Every automation lives inside a module — a directory under modules/ with a module.yaml manifest, overlay rules in analyze/analyze.yaml, and DSL scenarios in scenarios/. If your automation fits an existing module (e.g. a new hero scenario goes in modules/heroes/), skip this page and head straight to Labeling and the DSL primer. Create a new module only when you’re starting a new feature domain.

  1. Open http://127.0.0.1:3000/modules.

  2. Click New module. A dialog opens with five fields:

    FieldWhat it means
    IDDirectory name and module identifier. Lowercase letters, digits, and underscores; must start with a letter. Example: my_feature.
    TitleHuman-readable label shown in the dashboard.
    DescriptionOne-line summary of what this module automates.
    ParentWhere the directory lands: root (modules/<id>/), or under core, deals, alliance, events. Pick core for game-wide infrastructure; otherwise root is fine.
    Include in wikiExposes the module on the public wiki. Leave off until you have something worth showing.
  3. Click Create. The API writes:

    modules/[<parent>/]<id>/
    module.yaml # manifest with id, title, description, wiki flag
    analyze/analyze.yaml # empty overlay rules (`overlay: []`)
    scenarios/.gitkeep # empty scenarios folder

    The overlay engine and scenario loader pick the module up on the next tick — no restart needed.

The newly created module row links to /edit-dsl?new=1, which jumps straight to the scenario editor with the create-scenario form focused. From there:

  1. Pick your module from the dropdown.
  2. Give the scenario a name and (optionally) a cron expression.
  3. Drop in match / click / while_match steps — see the DSL primer for syntax.
  4. Save. The YAML file appears under modules/<id>/scenarios/.

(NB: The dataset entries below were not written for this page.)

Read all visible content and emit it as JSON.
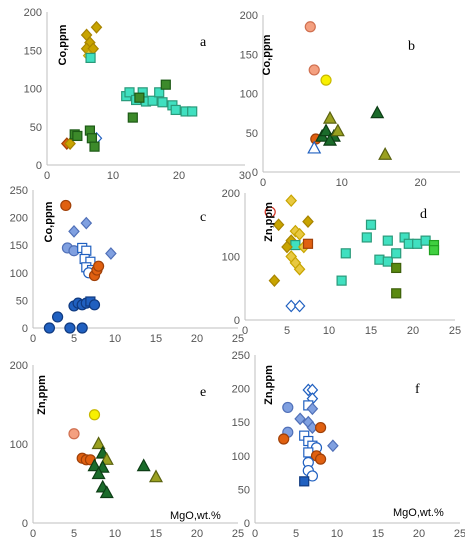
{
  "colors": {
    "yellow_diamond": "#c8a400",
    "gold_diamond_light": "#e8c840",
    "aqua_square": "#40e0c0",
    "aqua_square_dark": "#2a9a6a",
    "green_square": "#3c8a2a",
    "olive": "#9aa020",
    "darkgreen": "#1a6b2a",
    "orange": "#e06010",
    "salmon": "#f4a080",
    "yellow_circle": "#f8f000",
    "blue": "#2060c0",
    "lightblue": "#80a0e0",
    "white": "#ffffff"
  },
  "chart_data": [
    {
      "type": "scatter",
      "panel_label": "a",
      "ylabel": "Co,ppm",
      "xlabel": "",
      "xlim": [
        0,
        30
      ],
      "ylim": [
        0,
        200
      ],
      "xticks": [
        0,
        10,
        20,
        30
      ],
      "yticks": [
        0,
        50,
        100,
        150,
        200
      ],
      "points": [
        {
          "x": 6.0,
          "y": 170,
          "m": "diamond",
          "c": "yellow_diamond"
        },
        {
          "x": 7.5,
          "y": 180,
          "m": "diamond",
          "c": "yellow_diamond"
        },
        {
          "x": 6.5,
          "y": 160,
          "m": "diamond",
          "c": "yellow_diamond"
        },
        {
          "x": 6.0,
          "y": 152,
          "m": "diamond",
          "c": "yellow_diamond"
        },
        {
          "x": 7.0,
          "y": 152,
          "m": "diamond",
          "c": "yellow_diamond"
        },
        {
          "x": 6.3,
          "y": 143,
          "m": "diamond",
          "c": "gold_diamond_light"
        },
        {
          "x": 6.6,
          "y": 140,
          "m": "square",
          "c": "aqua_square"
        },
        {
          "x": 3.0,
          "y": 28,
          "m": "diamond",
          "c": "orange"
        },
        {
          "x": 3.5,
          "y": 28,
          "m": "diamond",
          "c": "yellow_diamond"
        },
        {
          "x": 7.5,
          "y": 35,
          "m": "diamond",
          "c": "white"
        },
        {
          "x": 4.2,
          "y": 40,
          "m": "square",
          "c": "green_square"
        },
        {
          "x": 4.6,
          "y": 38,
          "m": "square",
          "c": "green_square"
        },
        {
          "x": 6.5,
          "y": 45,
          "m": "square",
          "c": "green_square"
        },
        {
          "x": 6.8,
          "y": 35,
          "m": "square",
          "c": "green_square"
        },
        {
          "x": 7.2,
          "y": 24,
          "m": "square",
          "c": "green_square"
        },
        {
          "x": 12.0,
          "y": 90,
          "m": "square",
          "c": "aqua_square"
        },
        {
          "x": 12.5,
          "y": 95,
          "m": "square",
          "c": "aqua_square"
        },
        {
          "x": 13.5,
          "y": 85,
          "m": "square",
          "c": "aqua_square"
        },
        {
          "x": 14.5,
          "y": 95,
          "m": "square",
          "c": "aqua_square"
        },
        {
          "x": 15.0,
          "y": 83,
          "m": "square",
          "c": "aqua_square"
        },
        {
          "x": 16.0,
          "y": 84,
          "m": "square",
          "c": "aqua_square"
        },
        {
          "x": 17.0,
          "y": 95,
          "m": "square",
          "c": "aqua_square"
        },
        {
          "x": 17.5,
          "y": 82,
          "m": "square",
          "c": "aqua_square"
        },
        {
          "x": 19.0,
          "y": 78,
          "m": "square",
          "c": "aqua_square"
        },
        {
          "x": 19.5,
          "y": 72,
          "m": "square",
          "c": "aqua_square"
        },
        {
          "x": 21.0,
          "y": 70,
          "m": "square",
          "c": "aqua_square"
        },
        {
          "x": 22.0,
          "y": 70,
          "m": "square",
          "c": "aqua_square"
        },
        {
          "x": 13.0,
          "y": 62,
          "m": "square",
          "c": "green_square"
        },
        {
          "x": 14.0,
          "y": 88,
          "m": "square",
          "c": "green_square"
        },
        {
          "x": 18.0,
          "y": 105,
          "m": "square",
          "c": "green_square"
        }
      ]
    },
    {
      "type": "scatter",
      "panel_label": "b",
      "ylabel": "Co,ppm",
      "xlabel": "",
      "xlim": [
        0,
        25
      ],
      "ylim": [
        0,
        200
      ],
      "xticks": [
        0,
        10,
        20
      ],
      "yticks": [
        0,
        50,
        100,
        150,
        200
      ],
      "points": [
        {
          "x": 6.0,
          "y": 185,
          "m": "circle",
          "c": "salmon"
        },
        {
          "x": 6.5,
          "y": 130,
          "m": "circle",
          "c": "salmon"
        },
        {
          "x": 8.0,
          "y": 117,
          "m": "circle",
          "c": "yellow_circle"
        },
        {
          "x": 6.7,
          "y": 42,
          "m": "circle",
          "c": "orange"
        },
        {
          "x": 6.5,
          "y": 30,
          "m": "triangle",
          "c": "white"
        },
        {
          "x": 7.5,
          "y": 45,
          "m": "triangle",
          "c": "darkgreen"
        },
        {
          "x": 8.0,
          "y": 52,
          "m": "triangle",
          "c": "darkgreen"
        },
        {
          "x": 8.5,
          "y": 68,
          "m": "triangle",
          "c": "olive"
        },
        {
          "x": 9.0,
          "y": 45,
          "m": "triangle",
          "c": "darkgreen"
        },
        {
          "x": 8.5,
          "y": 40,
          "m": "triangle",
          "c": "darkgreen"
        },
        {
          "x": 9.5,
          "y": 52,
          "m": "triangle",
          "c": "olive"
        },
        {
          "x": 14.5,
          "y": 75,
          "m": "triangle",
          "c": "darkgreen"
        },
        {
          "x": 15.5,
          "y": 22,
          "m": "triangle",
          "c": "olive"
        }
      ]
    },
    {
      "type": "scatter",
      "panel_label": "c",
      "ylabel": "Co,ppm",
      "xlabel": "",
      "xlim": [
        0,
        25
      ],
      "ylim": [
        0,
        250
      ],
      "xticks": [
        0,
        5,
        10,
        15,
        20,
        25
      ],
      "yticks": [
        0,
        50,
        100,
        150,
        200,
        250
      ],
      "points": [
        {
          "x": 4.0,
          "y": 222,
          "m": "circle",
          "c": "orange"
        },
        {
          "x": 5.0,
          "y": 175,
          "m": "diamond",
          "c": "lightblue"
        },
        {
          "x": 6.5,
          "y": 190,
          "m": "diamond",
          "c": "lightblue"
        },
        {
          "x": 4.2,
          "y": 145,
          "m": "circle",
          "c": "lightblue"
        },
        {
          "x": 5.0,
          "y": 140,
          "m": "circle",
          "c": "lightblue"
        },
        {
          "x": 6.0,
          "y": 145,
          "m": "square",
          "c": "white"
        },
        {
          "x": 6.5,
          "y": 140,
          "m": "square",
          "c": "white"
        },
        {
          "x": 6.3,
          "y": 125,
          "m": "square",
          "c": "white"
        },
        {
          "x": 7.0,
          "y": 120,
          "m": "square",
          "c": "white"
        },
        {
          "x": 6.5,
          "y": 110,
          "m": "square",
          "c": "white"
        },
        {
          "x": 7.2,
          "y": 105,
          "m": "square",
          "c": "white"
        },
        {
          "x": 6.8,
          "y": 100,
          "m": "circle",
          "c": "white"
        },
        {
          "x": 7.5,
          "y": 95,
          "m": "circle",
          "c": "orange"
        },
        {
          "x": 7.8,
          "y": 105,
          "m": "circle",
          "c": "orange"
        },
        {
          "x": 8.0,
          "y": 112,
          "m": "circle",
          "c": "orange"
        },
        {
          "x": 9.5,
          "y": 135,
          "m": "diamond",
          "c": "lightblue"
        },
        {
          "x": 5.0,
          "y": 40,
          "m": "circle",
          "c": "blue"
        },
        {
          "x": 5.5,
          "y": 45,
          "m": "circle",
          "c": "blue"
        },
        {
          "x": 6.0,
          "y": 42,
          "m": "circle",
          "c": "blue"
        },
        {
          "x": 6.5,
          "y": 45,
          "m": "circle",
          "c": "blue"
        },
        {
          "x": 7.0,
          "y": 48,
          "m": "square",
          "c": "blue"
        },
        {
          "x": 7.5,
          "y": 42,
          "m": "circle",
          "c": "blue"
        },
        {
          "x": 3.0,
          "y": 20,
          "m": "circle",
          "c": "blue"
        },
        {
          "x": 2.0,
          "y": 0,
          "m": "circle",
          "c": "blue"
        },
        {
          "x": 4.5,
          "y": 0,
          "m": "circle",
          "c": "blue"
        },
        {
          "x": 6.0,
          "y": 0,
          "m": "circle",
          "c": "blue"
        }
      ]
    },
    {
      "type": "scatter",
      "panel_label": "d",
      "ylabel": "Zn,ppm",
      "xlabel": "",
      "xlim": [
        0,
        25
      ],
      "ylim": [
        0,
        200
      ],
      "xticks": [
        0,
        5,
        10,
        15,
        20,
        25
      ],
      "yticks": [
        0,
        100,
        200
      ],
      "points": [
        {
          "x": 3.0,
          "y": 170,
          "m": "circle",
          "c": "white_red"
        },
        {
          "x": 5.5,
          "y": 188,
          "m": "diamond",
          "c": "gold_diamond_light"
        },
        {
          "x": 4.0,
          "y": 150,
          "m": "diamond",
          "c": "yellow_diamond"
        },
        {
          "x": 6.0,
          "y": 140,
          "m": "diamond",
          "c": "gold_diamond_light"
        },
        {
          "x": 6.5,
          "y": 135,
          "m": "diamond",
          "c": "gold_diamond_light"
        },
        {
          "x": 7.5,
          "y": 155,
          "m": "diamond",
          "c": "yellow_diamond"
        },
        {
          "x": 5.5,
          "y": 125,
          "m": "diamond",
          "c": "yellow_diamond"
        },
        {
          "x": 6.0,
          "y": 118,
          "m": "square",
          "c": "aqua_square"
        },
        {
          "x": 5.0,
          "y": 115,
          "m": "diamond",
          "c": "yellow_diamond"
        },
        {
          "x": 7.0,
          "y": 115,
          "m": "diamond",
          "c": "gold_diamond_light"
        },
        {
          "x": 5.5,
          "y": 100,
          "m": "diamond",
          "c": "gold_diamond_light"
        },
        {
          "x": 6.0,
          "y": 90,
          "m": "diamond",
          "c": "gold_diamond_light"
        },
        {
          "x": 6.5,
          "y": 80,
          "m": "diamond",
          "c": "gold_diamond_light"
        },
        {
          "x": 3.5,
          "y": 62,
          "m": "diamond",
          "c": "yellow_diamond"
        },
        {
          "x": 7.5,
          "y": 120,
          "m": "square",
          "c": "orange"
        },
        {
          "x": 5.5,
          "y": 22,
          "m": "diamond",
          "c": "white"
        },
        {
          "x": 6.5,
          "y": 22,
          "m": "diamond",
          "c": "white"
        },
        {
          "x": 11.5,
          "y": 62,
          "m": "square",
          "c": "aqua_square"
        },
        {
          "x": 12.0,
          "y": 105,
          "m": "square",
          "c": "aqua_square"
        },
        {
          "x": 14.5,
          "y": 130,
          "m": "square",
          "c": "aqua_square"
        },
        {
          "x": 15.0,
          "y": 150,
          "m": "square",
          "c": "aqua_square"
        },
        {
          "x": 16.0,
          "y": 95,
          "m": "square",
          "c": "aqua_square"
        },
        {
          "x": 17.0,
          "y": 92,
          "m": "square",
          "c": "aqua_square"
        },
        {
          "x": 17.0,
          "y": 125,
          "m": "square",
          "c": "aqua_square"
        },
        {
          "x": 18.0,
          "y": 105,
          "m": "square",
          "c": "aqua_square"
        },
        {
          "x": 19.0,
          "y": 130,
          "m": "square",
          "c": "aqua_square"
        },
        {
          "x": 19.5,
          "y": 120,
          "m": "square",
          "c": "aqua_square"
        },
        {
          "x": 20.5,
          "y": 120,
          "m": "square",
          "c": "aqua_square"
        },
        {
          "x": 21.5,
          "y": 125,
          "m": "square",
          "c": "aqua_square"
        },
        {
          "x": 22.5,
          "y": 118,
          "m": "square",
          "c": "green_light"
        },
        {
          "x": 22.5,
          "y": 110,
          "m": "square",
          "c": "green_light"
        },
        {
          "x": 18.0,
          "y": 42,
          "m": "square",
          "c": "olive_square"
        },
        {
          "x": 18.0,
          "y": 82,
          "m": "square",
          "c": "olive_square"
        }
      ]
    },
    {
      "type": "scatter",
      "panel_label": "e",
      "ylabel": "Zn,ppm",
      "xlabel": "MgO,wt.%",
      "xlim": [
        0,
        25
      ],
      "ylim": [
        0,
        200
      ],
      "xticks": [
        0,
        5,
        10,
        15,
        20,
        25
      ],
      "yticks": [
        0,
        100,
        200
      ],
      "points": [
        {
          "x": 7.5,
          "y": 137,
          "m": "circle",
          "c": "yellow_circle"
        },
        {
          "x": 5.0,
          "y": 113,
          "m": "circle",
          "c": "salmon"
        },
        {
          "x": 6.0,
          "y": 82,
          "m": "circle",
          "c": "orange"
        },
        {
          "x": 6.5,
          "y": 80,
          "m": "circle",
          "c": "orange"
        },
        {
          "x": 7.0,
          "y": 80,
          "m": "circle",
          "c": "orange"
        },
        {
          "x": 8.0,
          "y": 100,
          "m": "triangle",
          "c": "olive"
        },
        {
          "x": 8.5,
          "y": 88,
          "m": "triangle",
          "c": "darkgreen"
        },
        {
          "x": 9.0,
          "y": 80,
          "m": "triangle",
          "c": "olive"
        },
        {
          "x": 7.5,
          "y": 72,
          "m": "triangle",
          "c": "darkgreen"
        },
        {
          "x": 8.5,
          "y": 70,
          "m": "triangle",
          "c": "darkgreen"
        },
        {
          "x": 8.0,
          "y": 62,
          "m": "triangle",
          "c": "darkgreen"
        },
        {
          "x": 8.5,
          "y": 45,
          "m": "triangle",
          "c": "darkgreen"
        },
        {
          "x": 9.0,
          "y": 38,
          "m": "triangle",
          "c": "darkgreen"
        },
        {
          "x": 13.5,
          "y": 72,
          "m": "triangle",
          "c": "darkgreen"
        },
        {
          "x": 15.0,
          "y": 58,
          "m": "triangle",
          "c": "olive"
        }
      ]
    },
    {
      "type": "scatter",
      "panel_label": "f",
      "ylabel": "Zn,ppm",
      "xlabel": "MgO,wt.%",
      "xlim": [
        0,
        25
      ],
      "ylim": [
        0,
        250
      ],
      "xticks": [
        0,
        5,
        10,
        15,
        20,
        25
      ],
      "yticks": [
        0,
        50,
        100,
        150,
        200,
        250
      ],
      "points": [
        {
          "x": 6.5,
          "y": 198,
          "m": "diamond",
          "c": "white"
        },
        {
          "x": 7.0,
          "y": 198,
          "m": "diamond",
          "c": "white"
        },
        {
          "x": 7.0,
          "y": 185,
          "m": "diamond",
          "c": "white"
        },
        {
          "x": 6.5,
          "y": 175,
          "m": "square",
          "c": "white"
        },
        {
          "x": 7.0,
          "y": 170,
          "m": "diamond",
          "c": "lightblue"
        },
        {
          "x": 4.0,
          "y": 172,
          "m": "circle",
          "c": "lightblue"
        },
        {
          "x": 5.5,
          "y": 155,
          "m": "diamond",
          "c": "lightblue"
        },
        {
          "x": 6.5,
          "y": 150,
          "m": "diamond",
          "c": "lightblue"
        },
        {
          "x": 7.0,
          "y": 142,
          "m": "diamond",
          "c": "lightblue"
        },
        {
          "x": 4.0,
          "y": 135,
          "m": "circle",
          "c": "lightblue"
        },
        {
          "x": 3.5,
          "y": 125,
          "m": "circle",
          "c": "orange"
        },
        {
          "x": 6.0,
          "y": 130,
          "m": "square",
          "c": "white"
        },
        {
          "x": 6.5,
          "y": 122,
          "m": "square",
          "c": "white"
        },
        {
          "x": 7.0,
          "y": 115,
          "m": "square",
          "c": "white"
        },
        {
          "x": 7.5,
          "y": 112,
          "m": "circle",
          "c": "white"
        },
        {
          "x": 9.5,
          "y": 115,
          "m": "diamond",
          "c": "lightblue"
        },
        {
          "x": 8.0,
          "y": 142,
          "m": "circle",
          "c": "orange"
        },
        {
          "x": 6.5,
          "y": 105,
          "m": "square",
          "c": "white"
        },
        {
          "x": 7.5,
          "y": 100,
          "m": "circle",
          "c": "orange"
        },
        {
          "x": 8.0,
          "y": 95,
          "m": "circle",
          "c": "orange"
        },
        {
          "x": 6.5,
          "y": 90,
          "m": "circle",
          "c": "white"
        },
        {
          "x": 6.5,
          "y": 78,
          "m": "circle",
          "c": "white"
        },
        {
          "x": 7.0,
          "y": 70,
          "m": "circle",
          "c": "white"
        },
        {
          "x": 6.0,
          "y": 62,
          "m": "square",
          "c": "blue"
        }
      ]
    }
  ]
}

If your scenario references regions that don’t exist yet, label them first via the Labeling editor.

The scaffolding is written to disk but not committed for you. Once you’re happy with the first scenario:

Terminal window
git add modules/<id>/ references/ # references/ only if you labeled new regions
git commit -m "feat(<id>): scaffold module"

That’s it — the next worker restart loads your module the same way as everything else under modules/.